Kurzbeschreibung Rettungssanitäter (m⁠/⁠w⁠/⁠d)

Rettungssanitäterinnen und Rettungssanitäter unterstützen im Rettungsdienst vor allem bei der präklinischen Versorgung und beim qualifizierten Patiententransport. Im Einsatz zählen Lageerkundung, Assistenz bei Maßnahmen, Überwachung während der Fahrt, Dokumentation sowie die Vorbereitung und Wiederherstellung der Einsatzbereitschaft von Fahrzeug und Material zum Alltag.

Gearbeitet wird überwiegend im Rettungswagen und an Einsatzorten, ergänzt durch Wachenbetrieb mit Fahrzeugchecks, Hygiene- und Materialaufbereitung sowie Funk- und Leitstellenkommunikation. Beschäftigung findet sich unter anderem bei kommunalen oder privaten Rettungsdienstträgern, bei Hilfsorganisationen wie etwa dem DRK oder den Johannitern, bei Werkrettungen größerer Betriebe sowie im Krankentransport, beispielsweise im Umfeld von Kliniken und Pflegeeinrichtungen.
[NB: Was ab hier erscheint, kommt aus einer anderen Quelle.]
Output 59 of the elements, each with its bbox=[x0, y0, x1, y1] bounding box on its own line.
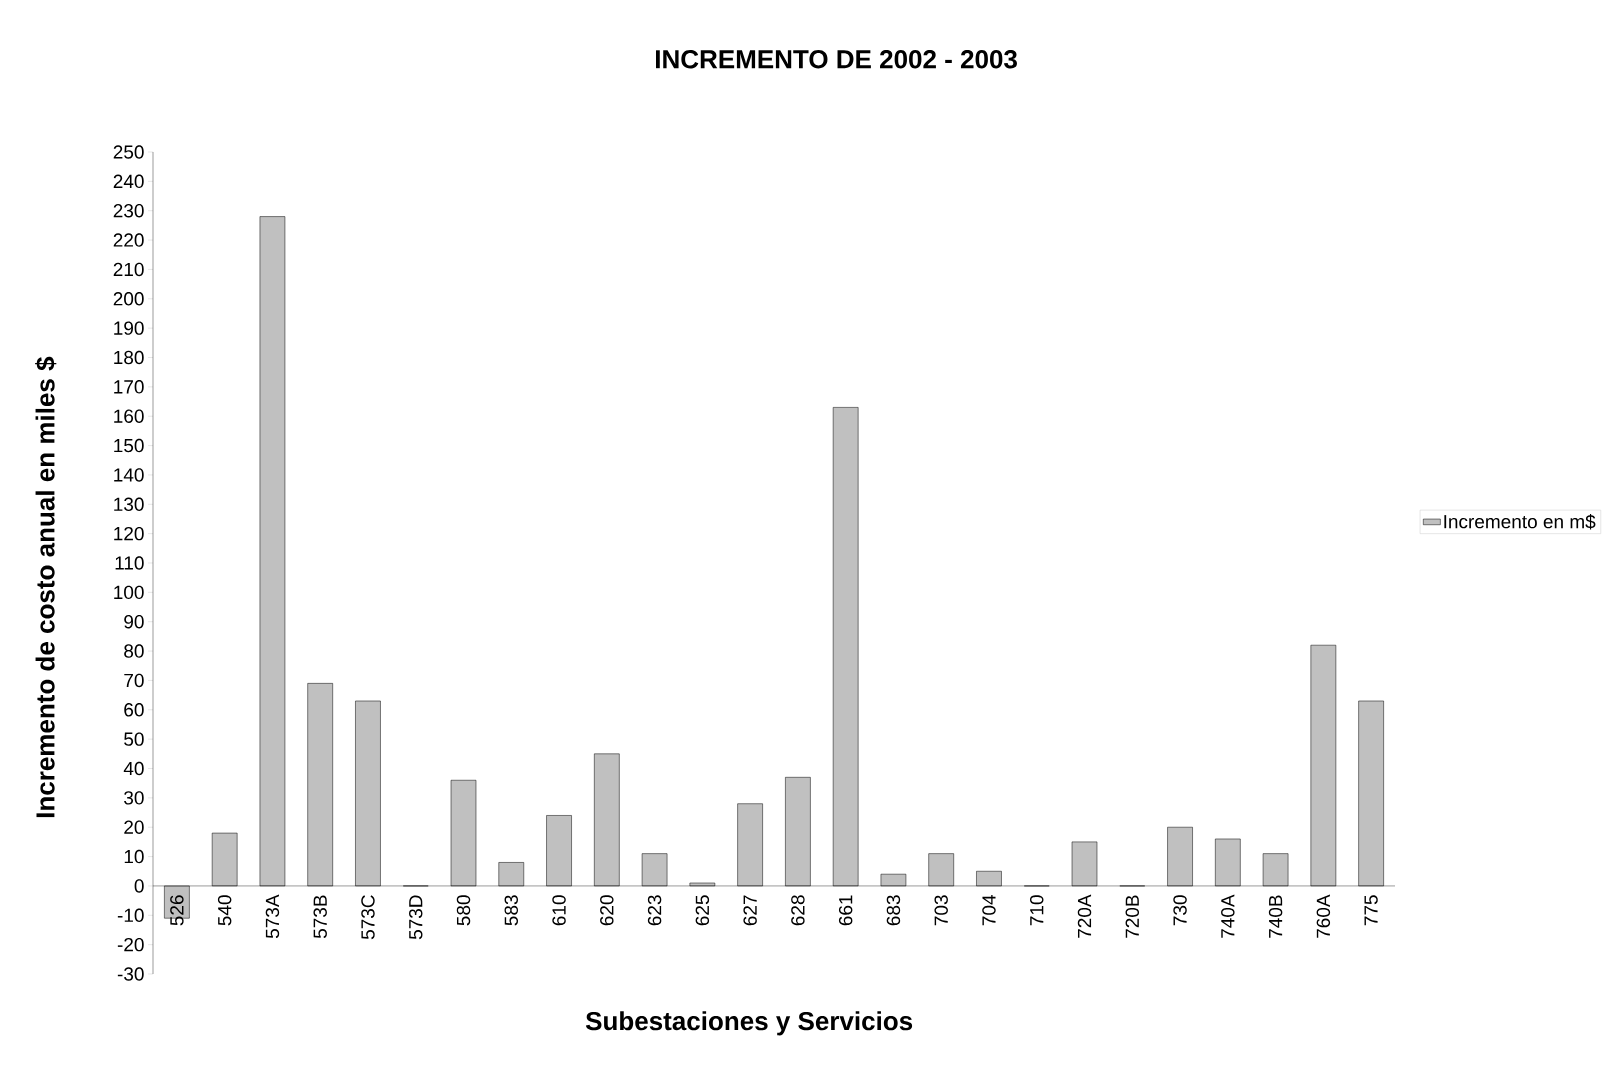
y-tick-label: 250 bbox=[113, 145, 144, 159]
chart-title: INCREMENTO DE 2002 - 2003 bbox=[656, 50, 1017, 69]
y-tick-label: 50 bbox=[124, 732, 144, 746]
y-axis-title: Incremento de costo anual en miles $ bbox=[35, 356, 57, 818]
y-tick-label: -30 bbox=[117, 967, 144, 981]
x-tick-label: 775 bbox=[1364, 895, 1378, 926]
y-tick-label: 20 bbox=[124, 820, 144, 834]
x-tick-label: 628 bbox=[791, 895, 805, 926]
y-tick-label: 110 bbox=[115, 556, 144, 570]
x-tick-label: 540 bbox=[217, 895, 232, 926]
x-tick-label: 661 bbox=[838, 895, 853, 926]
x-tick-label: 526 bbox=[170, 895, 184, 926]
x-tick-label: 720B bbox=[1125, 895, 1140, 938]
y-tick-label: 90 bbox=[124, 614, 144, 629]
x-tick-label: 730 bbox=[1173, 895, 1187, 926]
y-tick-label: 140 bbox=[114, 468, 144, 482]
y-tick-label: 10 bbox=[124, 849, 144, 864]
y-tick-label: 70 bbox=[124, 673, 144, 688]
legend-label: Incremento en m$ bbox=[1444, 514, 1596, 530]
x-tick-label: 720A bbox=[1077, 894, 1092, 938]
y-tick-label: 240 bbox=[113, 174, 144, 189]
y-tick-label: 220 bbox=[113, 233, 144, 247]
x-tick-label: 627 bbox=[743, 895, 757, 926]
x-tick-label: 573D bbox=[409, 895, 423, 940]
y-tick-label: 230 bbox=[113, 203, 144, 218]
y-tick-label: -20 bbox=[117, 937, 144, 952]
x-tick-label: 573A bbox=[265, 894, 280, 939]
x-axis-title: Subestaciones y Servicios bbox=[585, 1011, 913, 1036]
x-tick-label: 610 bbox=[552, 895, 566, 926]
x-tick-label: 760A bbox=[1316, 894, 1331, 938]
x-tick-label: 683 bbox=[886, 895, 901, 926]
y-tick-label: 80 bbox=[124, 644, 144, 658]
y-tick-label: 100 bbox=[114, 585, 144, 600]
y-tick-label: 150 bbox=[114, 438, 144, 453]
y-tick-label: 160 bbox=[114, 409, 144, 423]
x-tick-label: 740B bbox=[1268, 895, 1283, 938]
y-tick-label: 0 bbox=[134, 879, 144, 893]
y-tick-label: 170 bbox=[114, 380, 144, 394]
x-tick-label: 625 bbox=[695, 895, 710, 926]
y-tick-label: 130 bbox=[114, 497, 144, 512]
x-tick-label: 703 bbox=[934, 895, 948, 926]
y-tick-label: 120 bbox=[114, 526, 144, 541]
x-tick-label: 623 bbox=[647, 895, 662, 926]
y-tick-label: 210 bbox=[113, 262, 144, 277]
x-tick-label: 573B bbox=[313, 895, 327, 939]
x-tick-label: 583 bbox=[504, 895, 518, 926]
y-tick-label: 60 bbox=[124, 703, 144, 717]
y-tick-label: 180 bbox=[114, 350, 144, 365]
y-tick-label: -10 bbox=[117, 908, 144, 923]
y-tick-label: 190 bbox=[114, 321, 144, 335]
y-tick-label: 200 bbox=[113, 292, 144, 306]
x-tick-label: 710 bbox=[1030, 895, 1044, 926]
x-tick-label: 704 bbox=[982, 895, 996, 926]
x-tick-label: 620 bbox=[600, 895, 614, 926]
y-tick-label: 40 bbox=[123, 761, 144, 776]
x-tick-label: 740A bbox=[1221, 894, 1235, 938]
x-tick-label: 573C bbox=[361, 895, 375, 940]
y-tick-label: 30 bbox=[124, 791, 144, 805]
x-tick-label: 580 bbox=[456, 895, 471, 926]
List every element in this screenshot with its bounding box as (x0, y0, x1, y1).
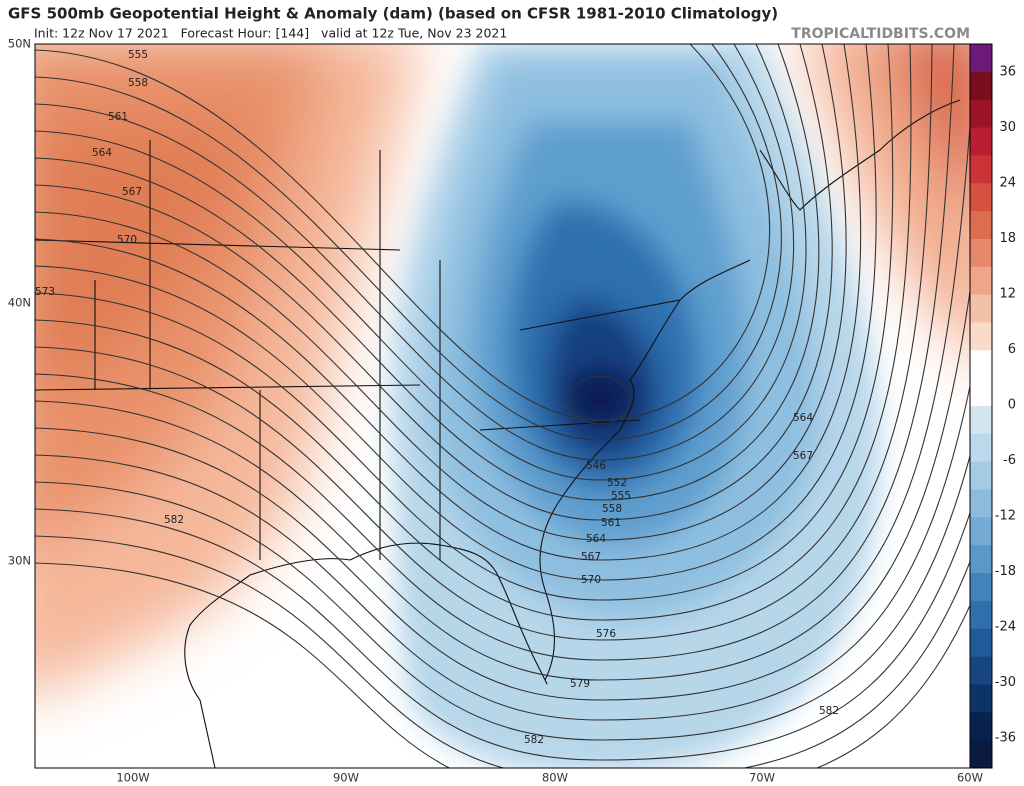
colorbar-segment (970, 684, 992, 713)
colorbar-label: 12 (999, 287, 1016, 302)
contour-line (35, 44, 833, 521)
contour-line (35, 44, 820, 501)
contour-label: 558 (602, 503, 622, 515)
colorbar-segment (970, 266, 992, 296)
contour-label: 561 (601, 517, 621, 529)
colorbar-segment (970, 600, 992, 630)
contour-line (35, 44, 894, 601)
colorbar-label: 36 (999, 65, 1016, 80)
lon-label: 90W (333, 771, 359, 785)
contour-label: 579 (570, 678, 590, 690)
colorbar-label: -12 (995, 509, 1016, 524)
contour-line (35, 44, 912, 621)
colorbar-segment (970, 44, 992, 73)
contour-label: 576 (596, 628, 616, 640)
contour-label: 564 (92, 147, 112, 159)
colorbar-segment (970, 378, 992, 407)
contour-label: 558 (128, 77, 148, 89)
colorbar-segment (970, 489, 992, 518)
lat-label: 30N (8, 554, 31, 568)
contour-label: 582 (819, 705, 839, 717)
contour-line (35, 287, 970, 701)
contour-line (35, 44, 771, 421)
contour-line (35, 453, 970, 741)
contour-label: 561 (108, 111, 128, 123)
colorbar-segment (970, 127, 992, 156)
contour-label: 564 (793, 412, 813, 424)
colorbar-segment (970, 155, 992, 184)
colorbar-segment (970, 628, 992, 658)
colorbar-segment (970, 461, 992, 491)
contour-line (35, 44, 862, 561)
contour-line (35, 119, 970, 681)
colorbar-label: -6 (1003, 453, 1016, 468)
colorbar-segment (970, 433, 992, 463)
colorbar-label: -36 (995, 731, 1016, 746)
contour-label: 555 (611, 490, 631, 502)
contour-line (35, 44, 877, 581)
contour-line (35, 44, 807, 481)
contour-line (569, 375, 631, 425)
contour-label: 582 (524, 734, 544, 746)
colorbar-segment (970, 656, 992, 685)
contour-line (35, 44, 794, 461)
contour-label: 567 (793, 450, 813, 462)
colorbar-label: 6 (1008, 342, 1016, 357)
colorbar-label: 18 (999, 231, 1016, 246)
colorbar-label: 30 (999, 120, 1016, 135)
colorbar-label: -30 (995, 675, 1016, 690)
subtitle: Init: 12z Nov 17 2021 Forecast Hour: [14… (34, 26, 507, 41)
lon-label: 60W (957, 771, 983, 785)
contour-label: 567 (122, 186, 142, 198)
contour-line (35, 562, 970, 768)
contour-line (35, 44, 847, 541)
map (35, 44, 970, 768)
colorbar-segment (970, 294, 992, 323)
colorbar-label: 0 (1008, 398, 1016, 413)
colorbar-label: 24 (999, 176, 1016, 191)
colorbar-segment (970, 238, 992, 268)
contour-line (35, 44, 933, 641)
lat-label: 40N (8, 296, 31, 310)
contour-line (35, 44, 782, 441)
colorbar-label: -24 (995, 620, 1016, 635)
contour-line (35, 383, 970, 721)
contour-label: 570 (117, 234, 137, 246)
colorbar-segment (970, 573, 992, 602)
contour-label: 552 (607, 477, 627, 489)
colorbar-label: -18 (995, 564, 1016, 579)
colorbar-segment (970, 740, 992, 769)
contour-label: 567 (581, 551, 601, 563)
colorbar-segment (970, 517, 992, 546)
title: GFS 500mb Geopotential Height & Anomaly … (8, 5, 778, 23)
colorbar-segment (970, 712, 992, 741)
lat-label: 50N (8, 37, 31, 51)
contour-line (35, 44, 955, 661)
contour-label: 546 (586, 460, 606, 472)
colorbar-segment (970, 350, 992, 379)
colorbar-segment (970, 545, 992, 574)
colorbar-segment (970, 99, 992, 129)
contour-line (35, 508, 970, 761)
colorbar-segment (970, 322, 992, 351)
watermark: TROPICALTIDBITS.COM (791, 26, 970, 42)
lon-label: 70W (749, 771, 775, 785)
colorbar-segment (970, 406, 992, 435)
colorbar-segment (970, 183, 992, 212)
contour-label: 573 (35, 286, 55, 298)
colorbar-segment (970, 211, 992, 240)
colorbar-segment (970, 71, 992, 101)
contour-label: 564 (586, 533, 606, 545)
contour-label: 570 (581, 574, 601, 586)
lon-label: 80W (542, 771, 568, 785)
lon-label: 100W (116, 771, 149, 785)
contour-label: 555 (128, 49, 148, 61)
contour-label: 582 (164, 514, 184, 526)
contour-line (35, 535, 970, 768)
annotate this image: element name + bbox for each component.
Monatliche Bruttogehälter in 15 Städten

Gehaltsspannen für Rettungssanitäter (m⁠/⁠w⁠/⁠d) nach Region – basierend auf regionalen Faktoren. Klicken Sie auf eine Stadt, um diese im Suchfeld zu übernehmen.

München

4.211 €

4.032 € – 4.368 €

+12%

Frankfurt am Main

4.061 €

3.888 € – 4.212 €

+8%

Düsseldorf

4.023 €

3.852 € – 4.173 €

+7%

Stuttgart

3.986 €

3.816 € – 4.134 €

+6%

Hamburg

3.948 €

3.780 € – 4.095 €

+5%

Köln

3.873 €

3.708 € – 4.017 €

+3%

Nürnberg

3.798 €

3.636 € – 3.939 €

+1%

Deutschland (Durchschnitt)

3.760 €

3.600 € – 3.900 €

±0%

Hannover

3.760 €

3.600 € – 3.900 €

±0%

Essen

3.722 €

3.564 € – 3.861 €

-1%

Berlin

3.685 €

3.528 € – 3.822 €

-2%

Dortmund

3.685 €

3.528 € – 3.822 €

-2%

Bremen

3.647 €

3.492 € – 3.783 €

-3%

Leipzig

3.384 €

3.240 € – 3.510 €

-10%

Dresden

3.384 €

3.240 € – 3.510 €

-10%

Regionale Einschätzung

Regionale Unterschiede beim Verdienst zeigen sich häufig zwischen südlichen und wirtschaftsstarken Regionen und strukturschwächeren Gebieten. In Bundesländern wie Bayern oder Baden-Württemberg liegen Gehälter im Rettungsdienst oft höher als etwa in Teilen Ostdeutschlands.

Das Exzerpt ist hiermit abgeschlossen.